# Davis weather wizard iii



## lelo (27 Dez 2009 às 23:14)

Olá a todos,

Procuro um DATALOGGER e respectivo software, para poder ligar a minha estação DAVIS WEATHER WIZARD III, à internet e poder assim partilhar os dados com a comunidade.

Sendo um principiante nestas lides não tenho muitos conhecimentos sobre esta matéria nem sei se será possível encontrar estas coisas em segunda mão, algum colega que tenha uma estação similar e queira desfazer-se dos componentes, estou disposto a discutir preço, toda ajuda é bem-vinda.

Cumprimentos,
José Lopes


----------



## Daniel Vilão (27 Dez 2009 às 23:39)

lelo disse:


> Olá a todos,
> 
> Procuro um DATALOGGER e respectivo software, para poder ligar a minha estação DAVIS WEATHER WIZARD III, à internet e poder assim partilhar os dados com a comunidade.
> 
> ...



Olá,

Procura no ebay com o nome «Davis Instruments 7862 WeatherLink».

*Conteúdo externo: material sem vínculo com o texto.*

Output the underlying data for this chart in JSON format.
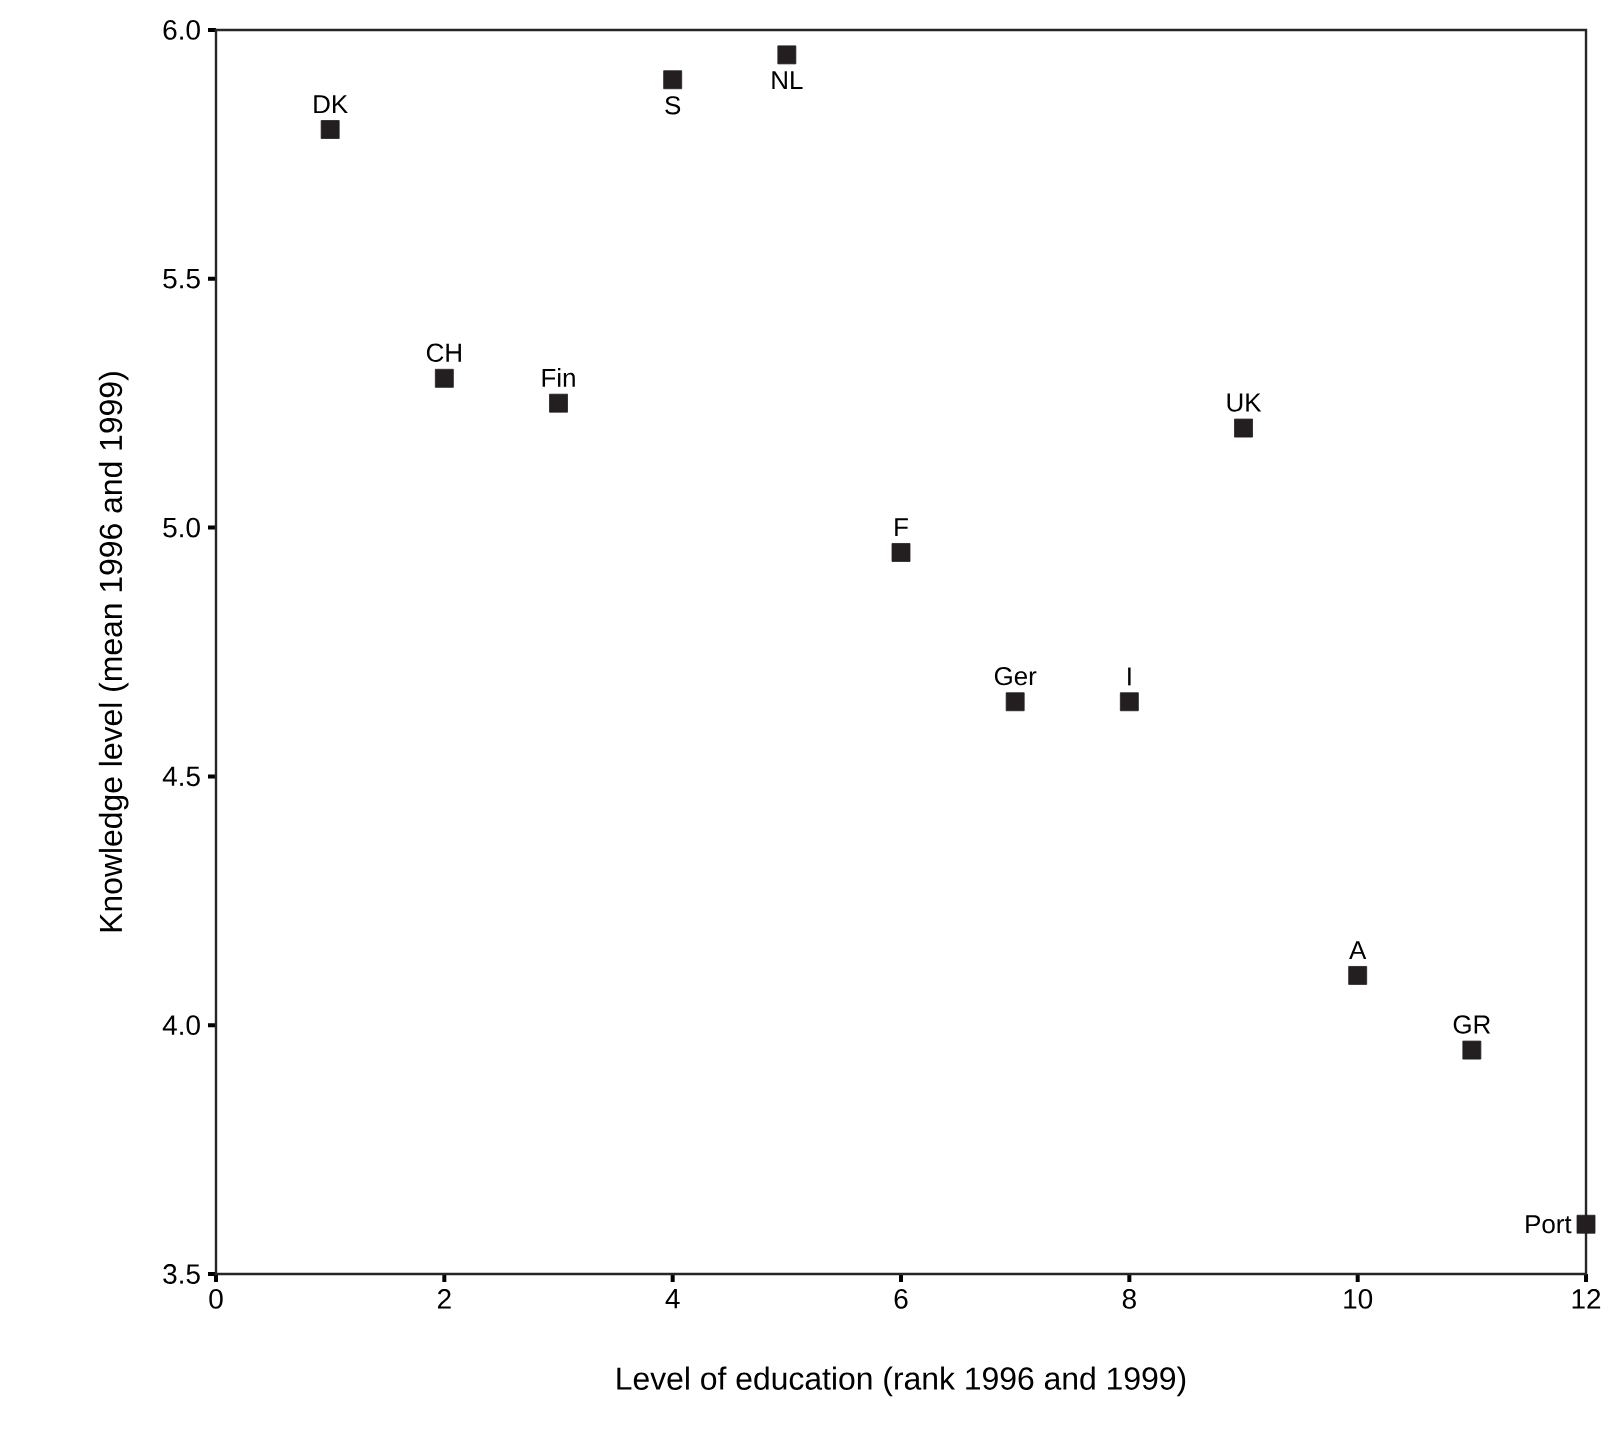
{
  "chart_data": {
    "type": "scatter",
    "xlabel": "Level of education (rank 1996 and 1999)",
    "ylabel": "Knowledge level (mean 1996 and 1999)",
    "x": [
      1,
      2,
      3,
      4,
      5,
      6,
      7,
      8,
      9,
      10,
      11,
      12
    ],
    "values": [
      5.8,
      5.3,
      5.25,
      5.9,
      5.95,
      4.95,
      4.65,
      4.65,
      5.2,
      4.1,
      3.95,
      3.6
    ],
    "color": "#231f20",
    "marker": "square",
    "xlim": [
      0,
      12
    ],
    "xticks": [
      0,
      2,
      4,
      6,
      8,
      10,
      12
    ],
    "ylim": [
      3.5,
      6.0
    ],
    "yticks": [
      {
        "value": 3.5,
        "label": "3.5"
      },
      {
        "value": 4.0,
        "label": "4.0"
      },
      {
        "value": 4.5,
        "label": "4.5"
      },
      {
        "value": 5.0,
        "label": "5.0"
      },
      {
        "value": 5.5,
        "label": "5.5"
      },
      {
        "value": 6.0,
        "label": "6.0"
      }
    ],
    "annotations": [
      {
        "text": "DK",
        "x": 1,
        "y": 5.8
      },
      {
        "text": "CH",
        "x": 2,
        "y": 5.3
      },
      {
        "text": "Fin",
        "x": 3,
        "y": 5.25
      },
      {
        "text": "S",
        "x": 4,
        "y": 5.9
      },
      {
        "text": "NL",
        "x": 5,
        "y": 5.95
      },
      {
        "text": "F",
        "x": 6,
        "y": 4.95
      },
      {
        "text": "Ger",
        "x": 7,
        "y": 4.65
      },
      {
        "text": "I",
        "x": 8,
        "y": 4.65
      },
      {
        "text": "UK",
        "x": 9,
        "y": 5.2
      },
      {
        "text": "A",
        "x": 10,
        "y": 4.1
      },
      {
        "text": "GR",
        "x": 11,
        "y": 3.95
      },
      {
        "text": "Port",
        "x": 12,
        "y": 3.6
      }
    ]
  }
}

Este é o datalogger de que precisas. É difícil arrajares usado, pelo menos por aqui.

(Para Weather Wizard III, Monitor II e Perception)


----------



## ct1bxx_wx (28 Dez 2009 às 14:49)

Olá Lopes,


Gostei de ver que já está inscrito no forum.
Junto envio um link do manual da sua estação.

http://www.weathershop.com/Manuals/7425_wizard3.pdf

Cumprimentos
Manuel Fernando


----------